The job profile of a civil engineer comes almost exclusively from the need to plan, construct, and operate traffic systems, including stairs, underpasses, bridges, tunnels, harbours, railway stations, airports, canals, railways, and tramways. The field of activity in which civil engineers work has expanded considerably over the last 50 years, especially in transport. The work of civil engineers in transport now involves controlling traffic installations, the physics of pedestrian flows, computer-aided models to simulate traffic and traffic flows, as well as the interaction between housing structures and resource consumption in traffic.
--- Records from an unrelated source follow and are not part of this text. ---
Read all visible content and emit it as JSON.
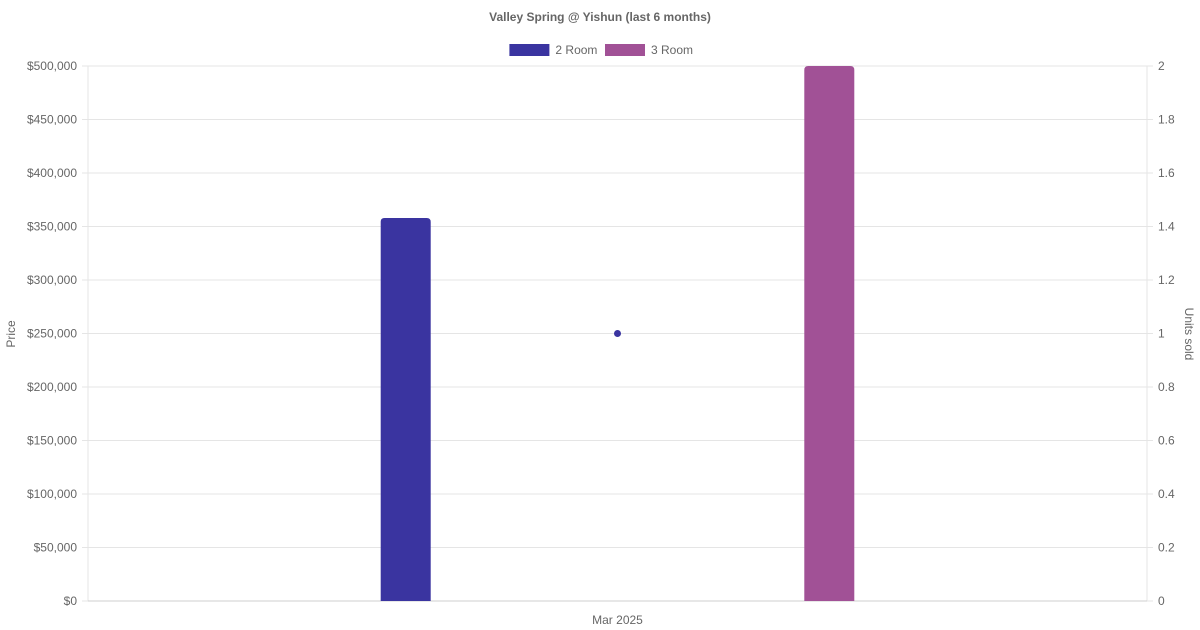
{
  "chart_data": {
    "type": "bar",
    "title": "Valley Spring @ Yishun (last 6 months)",
    "categories": [
      "Mar 2025"
    ],
    "series": [
      {
        "name": "2 Room",
        "type": "bar",
        "axis": "left",
        "values": [
          358000
        ],
        "color": "#3a34a0"
      },
      {
        "name": "3 Room",
        "type": "bar",
        "axis": "left",
        "values": [
          500000
        ],
        "color": "#a15196"
      },
      {
        "name": "",
        "type": "point",
        "axis": "right",
        "values": [
          1
        ],
        "color": "#3a34a0"
      }
    ],
    "ylabel": "Price",
    "y2label": "Units sold",
    "ylim": [
      0,
      500000
    ],
    "y2lim": [
      0,
      2
    ],
    "yticks": [
      "$0",
      "$50,000",
      "$100,000",
      "$150,000",
      "$200,000",
      "$250,000",
      "$300,000",
      "$350,000",
      "$400,000",
      "$450,000",
      "$500,000"
    ],
    "y2ticks": [
      "0",
      "0.2",
      "0.4",
      "0.6",
      "0.8",
      "1",
      "1.2",
      "1.4",
      "1.6",
      "1.8",
      "2"
    ],
    "grid": true,
    "legend": "top-center"
  }
}
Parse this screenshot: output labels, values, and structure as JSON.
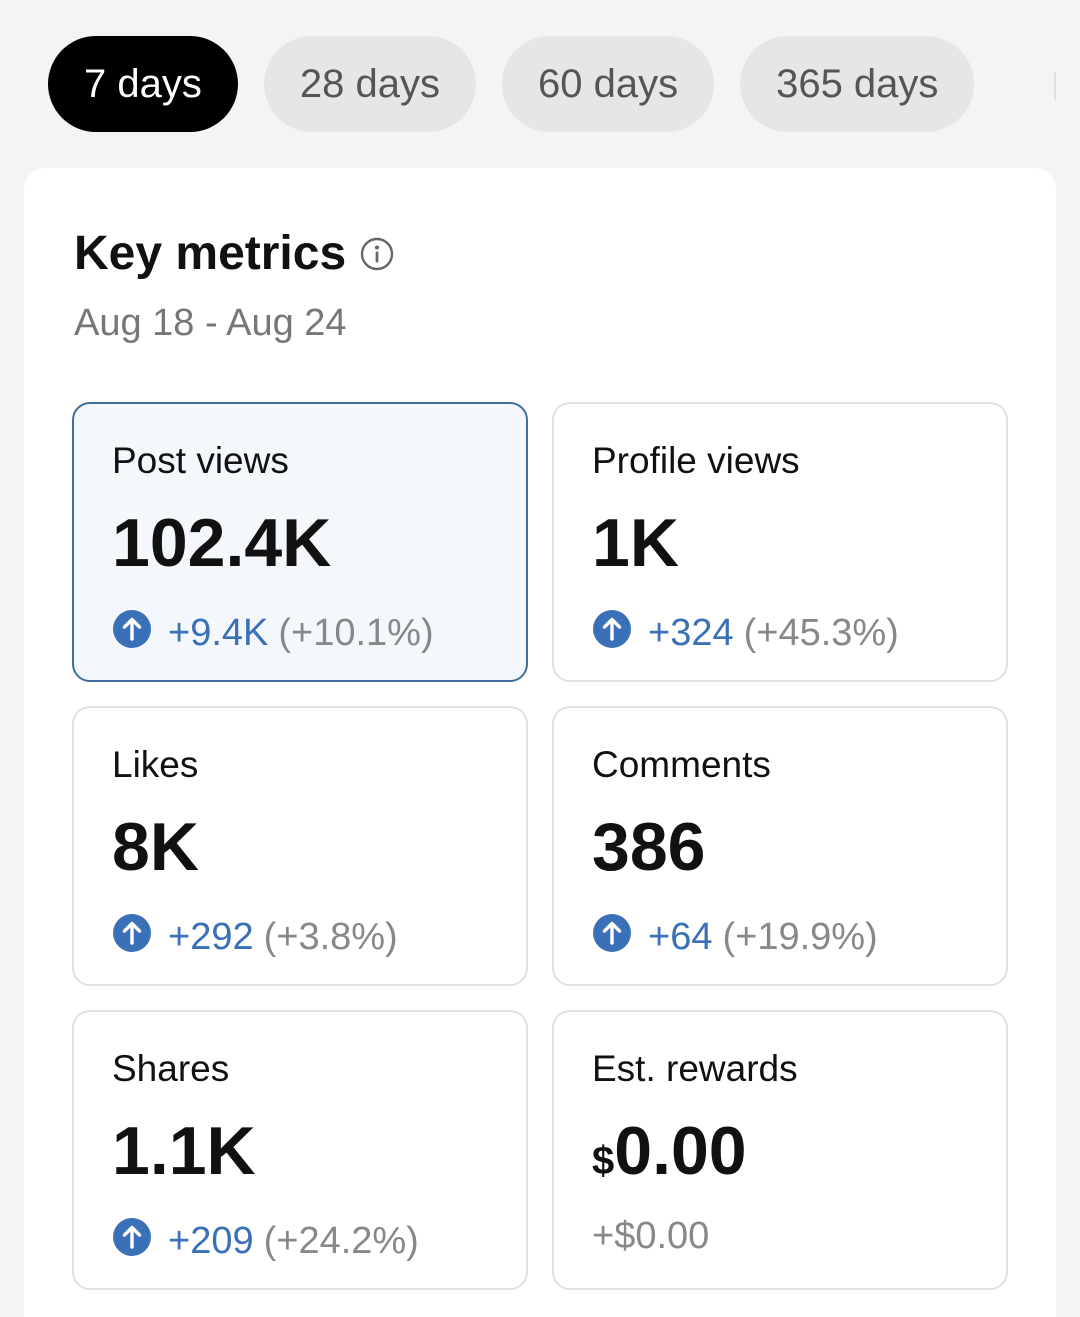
{
  "ranges": [
    {
      "label": "7 days",
      "active": true
    },
    {
      "label": "28 days",
      "active": false
    },
    {
      "label": "60 days",
      "active": false
    },
    {
      "label": "365 days",
      "active": false
    }
  ],
  "key_metrics": {
    "title": "Key metrics",
    "date_range": "Aug 18 - Aug 24",
    "metrics": [
      {
        "label": "Post views",
        "value": "102.4K",
        "delta": "+9.4K",
        "pct": "(+10.1%)",
        "selected": true
      },
      {
        "label": "Profile views",
        "value": "1K",
        "delta": "+324",
        "pct": "(+45.3%)",
        "selected": false
      },
      {
        "label": "Likes",
        "value": "8K",
        "delta": "+292",
        "pct": "(+3.8%)",
        "selected": false
      },
      {
        "label": "Comments",
        "value": "386",
        "delta": "+64",
        "pct": "(+19.9%)",
        "selected": false
      },
      {
        "label": "Shares",
        "value": "1.1K",
        "delta": "+209",
        "pct": "(+24.2%)",
        "selected": false
      },
      {
        "label": "Est. rewards",
        "currency": "$",
        "value": "0.00",
        "change": "+$0.00",
        "selected": false
      }
    ]
  },
  "colors": {
    "accent_blue": "#3a70b8",
    "active_pill": "#000000",
    "selected_border": "#3f6f9a"
  },
  "icons": {
    "info": "info-icon",
    "trend": "arrow-up-circle-icon"
  }
}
Looking at mobility is therefore essential to answer the question of how we can live more resource-friendly lifestyles in future.

Almost no other city in Germany is so inextricably tied to the history of traffic as Nuremberg. Germany’s first railway ran from Nuremberg to Fürth. Nuremberg has the largest pedestrian zone in Europe. Nuremberg central railway station is the largest through station in the world. Nuremberg is home to Germany’s first automated underground railway line and the first automatic-manual hybrid underground railway in the world. The Nuremberg port area is the third largest inland transshipment center in Europe. Nuremberg’s Langwasser district boasts Germany’s first car-free settlement. Johannes Scharrer, who established the first railway line in Germany, was also the founder of the Georg Simon Ohm University of Applied Sciences Nuremberg, the first university of applied sciences in Bavaria.

The Transportation lab is one of the newest labs at the Nuremberg Institute of Technology. The lab has a small technical library specializing in transport. The lab is in Building KB on the university’s main campus, directly east of Nuremberg’s old town in the Wöhrd district.